For more on the State of the Union, we speak with Minnesota state Representative Ilhan Omar, the highest-elected Somali-American public official in the United States.
AMY GOODMAN: This is Democracy Now!, as we look at President Trump’s first State of the Union, spending the hour on it. On Tuesday night, some Democrats in the chamber booed when President Trump used the term “chain migration” and tried to link terrorist attacks to policies allowing recent immigrants to sponsor relatives.
PRESIDENT DONALD TRUMP: The fourth and final pillar protects the nuclear family by ending chain migration. Under the current broken system, a single immigrant can bring in virtually unlimited numbers of distant relatives. Under our plan, we focus on the immediate family by limiting sponsorships to spouses and minor children.
This vital reform is necessary not just for our economy, but for our security and for the future of America. In recent weeks, two terrorist attacks in New York were made possible by the visa lottery and chain migration. In the age of terrorism, these programs present risks we can just no longer afford.

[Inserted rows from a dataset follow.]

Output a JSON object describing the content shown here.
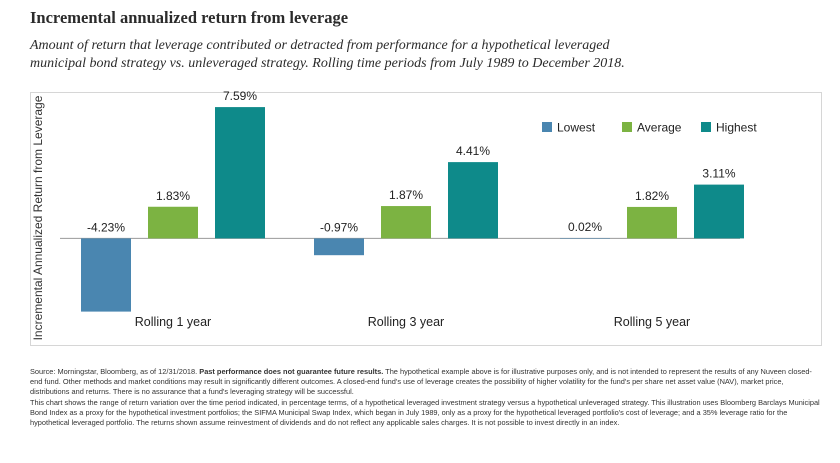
{
  "header": {
    "title": "Incremental annualized return from leverage",
    "subtitle_line1": "Amount of return that leverage contributed or detracted from performance for a  hypothetical leveraged",
    "subtitle_line2": "municipal bond strategy vs. unleveraged strategy. Rolling time periods from July 1989 to December 2018."
  },
  "chart_data": {
    "type": "bar",
    "title": "Incremental annualized return from leverage",
    "ylabel": "Incremental Annualized Return from Leverage",
    "xlabel": "",
    "categories": [
      "Rolling 1 year",
      "Rolling 3 year",
      "Rolling 5 year"
    ],
    "series": [
      {
        "name": "Lowest",
        "color": "#4a86b0",
        "values": [
          -4.23,
          -0.97,
          0.02
        ],
        "labels": [
          "-4.23%",
          "-0.97%",
          "0.02%"
        ]
      },
      {
        "name": "Average",
        "color": "#7cb342",
        "values": [
          1.83,
          1.87,
          1.82
        ],
        "labels": [
          "1.83%",
          "1.87%",
          "1.82%"
        ]
      },
      {
        "name": "Highest",
        "color": "#0e8a8a",
        "values": [
          7.59,
          4.41,
          3.11
        ],
        "labels": [
          "7.59%",
          "4.41%",
          "3.11%"
        ]
      }
    ],
    "ylim": [
      -4.6,
      8.0
    ],
    "grid": false,
    "legend_position": "top-right",
    "zero_line_color": "#999999"
  },
  "footnote": {
    "p1_lead": "Source: Morningstar, Bloomberg, as of 12/31/2018. ",
    "p1_bold": "Past performance does not guarantee future results.",
    "p1_rest": " The hypothetical example above is for illustrative purposes only, and is not intended to represent the results of any Nuveen closed-end fund. Other methods and market conditions may result in significantly different outcomes. A closed-end fund's use of leverage creates the possibility of higher volatility for the fund's per share net asset value (NAV), market price, distributions and returns. There is no assurance that a fund's leveraging strategy will be successful.",
    "p2": "This chart shows the range of return variation over the time period indicated, in percentage terms, of a hypothetical leveraged investment strategy versus a hypothetical unleveraged strategy. This illustration uses Bloomberg Barclays Municipal Bond Index as a proxy for the hypothetical investment portfolios; the SIFMA Municipal Swap Index, which began in July 1989, only as a proxy for the hypothetical leveraged portfolio's cost of leverage; and a 35% leverage ratio for the hypothetical leveraged portfolio. The returns shown assume reinvestment of dividends and do not reflect any applicable sales charges. It is not possible to invest directly in an index."
  }
}
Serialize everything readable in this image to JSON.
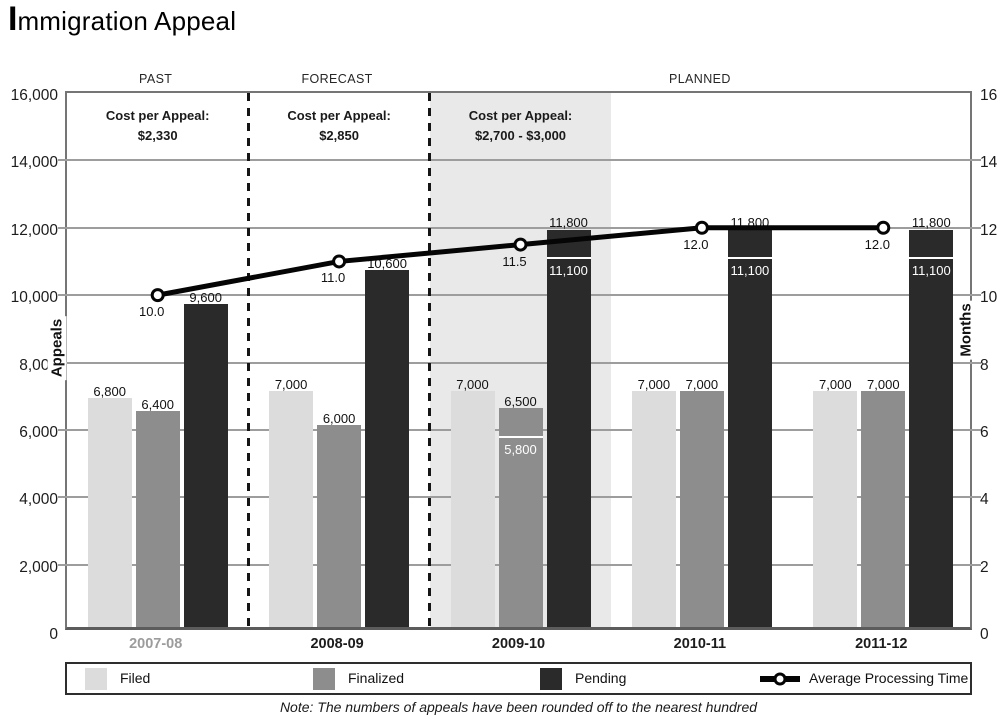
{
  "title": "Immigration Appeal",
  "chart_data": {
    "type": "bar",
    "subtype": "grouped-bars-with-line",
    "categories": [
      "2007-08",
      "2008-09",
      "2009-10",
      "2010-11",
      "2011-12"
    ],
    "muted_category_index": 0,
    "sections": [
      {
        "label": "PAST",
        "cost_line1": "Cost per Appeal:",
        "cost_line2": "$2,330",
        "span": [
          0,
          1
        ],
        "cost_span": [
          0,
          1
        ],
        "shaded": false
      },
      {
        "label": "FORECAST",
        "cost_line1": "Cost per Appeal:",
        "cost_line2": "$2,850",
        "span": [
          1,
          2
        ],
        "cost_span": [
          1,
          2
        ],
        "shaded": false
      },
      {
        "label": "PLANNED",
        "cost_line1": "Cost per Appeal:",
        "cost_line2": "$2,700 - $3,000",
        "span": [
          2,
          5
        ],
        "cost_span": [
          2,
          3
        ],
        "shaded": true
      }
    ],
    "series": [
      {
        "name": "Filed",
        "color": "#dcdcdc",
        "values": [
          6800,
          7000,
          7000,
          7000,
          7000
        ],
        "labels": [
          "6,800",
          "7,000",
          "7,000",
          "7,000",
          "7,000"
        ],
        "inner_marks": [
          null,
          null,
          null,
          null,
          null
        ]
      },
      {
        "name": "Finalized",
        "color": "#8d8d8d",
        "values": [
          6400,
          6000,
          6500,
          7000,
          7000
        ],
        "labels": [
          "6,400",
          "6,000",
          "6,500",
          "7,000",
          "7,000"
        ],
        "inner_marks": [
          null,
          null,
          {
            "value": 5800,
            "label": "5,800"
          },
          null,
          null
        ]
      },
      {
        "name": "Pending",
        "color": "#2a2a2a",
        "values": [
          9600,
          10600,
          11800,
          11800,
          11800
        ],
        "labels": [
          "9,600",
          "10,600",
          "11,800",
          "11,800",
          "11,800"
        ],
        "inner_marks": [
          null,
          null,
          {
            "value": 11100,
            "label": "11,100"
          },
          {
            "value": 11100,
            "label": "11,100"
          },
          {
            "value": 11100,
            "label": "11,100"
          }
        ]
      }
    ],
    "line_series": {
      "name": "Average Processing Time",
      "color": "#050505",
      "values": [
        10.0,
        11.0,
        11.5,
        12.0,
        12.0
      ],
      "labels": [
        "10.0",
        "11.0",
        "11.5",
        "12.0",
        "12.0"
      ]
    },
    "axis_left": {
      "title": "Appeals",
      "min": 0,
      "max": 16000,
      "step": 2000,
      "tick_labels": [
        "0",
        "2,000",
        "4,000",
        "6,000",
        "8,000",
        "10,000",
        "12,000",
        "14,000",
        "16,000"
      ]
    },
    "axis_right": {
      "title": "Months",
      "min": 0,
      "max": 16,
      "step": 2,
      "tick_labels": [
        "0",
        "2",
        "4",
        "6",
        "8",
        "10",
        "12",
        "14",
        "16"
      ]
    },
    "legend": [
      "Filed",
      "Finalized",
      "Pending",
      "Average Processing Time"
    ],
    "note": "Note: The numbers of appeals have been rounded off to the nearest hundred",
    "muted_label_color": "#9c9c9c",
    "category_label_color": "#1c1c1c"
  }
}
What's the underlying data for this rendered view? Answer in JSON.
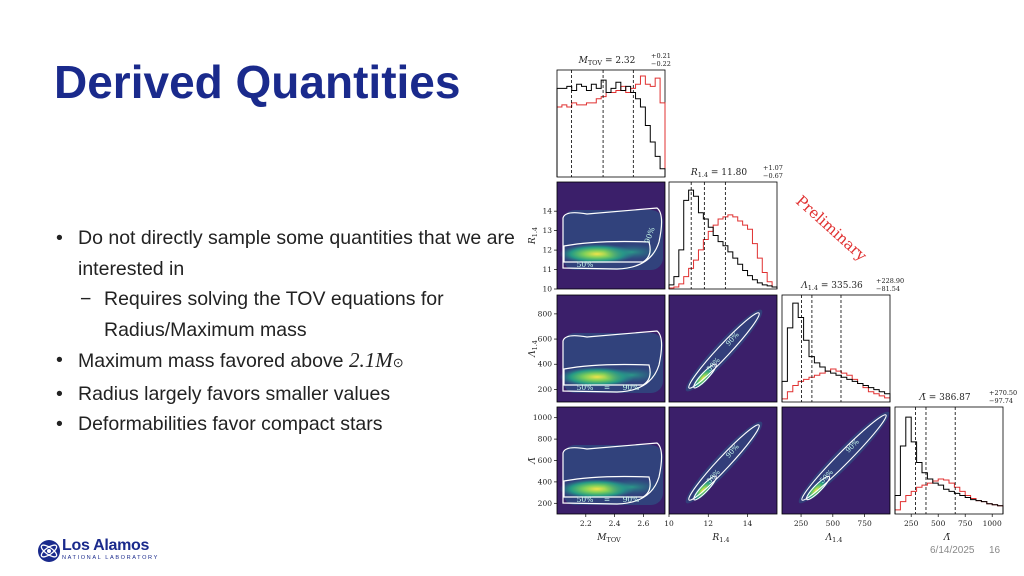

It’s time to reform these outdated immigration rules and finally bring our immigration system into the 21st century.
AMY GOODMAN: That was President Trump at his State of the Union.
Joining us now, Minnesota state Representative Ilhan Omar, former refugee, Muslim, the highest-elected Somali-American public official in the United States. You were in Washington, D.C., from Minnesota, to attend one of the alternative State of the Unions, Ilhan Omar. Can you respond to what President Trump said last night?
REP. ILHAN OMAR: Yeah, thank you, Amy, for having me. I was just sort of listening to that little bizarre bit about our immigration programs being outdated, and the only thing I could think about was his fascist ideas being outdated.
AMY GOODMAN: Talk specifically about these linkages he made, continually, this line he drew between young people coming to the United States over the border and MS-13 killing people.
REP. ILHAN OMAR: I mean, it is really disappointing, and it saddens me, but it doesn’t surprise me, that this person can’t comprehend how dangerous it is to create a link between people who might be committing some atrocious crimes to immigrants that are coming to this country seeking a brighter future for their children, and the countless people from Central America and South America who are coming to this country for opportunities, that my family came here for, and many of the immigrants before us came. It is unbecoming of a president and a leader to be able to make those kind of disturbing and disgusting links.
AMY GOODMAN: You’re a part of a group, as a young Somali-American Muslim legislator, of America’s Cabinet, a nonpartisan project launched by young elected officials. Can you talk about what this is?
REP. ILHAN OMAR: Yeah. We realize that, this past year, we could be in the streets, we could resist some of the horrendous ideas that are coming out of Washington, or we could—or we could get involved as young electeds who have fluency and understanding of what our constituents need. We believe we have bold ideas that are going to lead our country to be able to keep up with fulfilling its promise.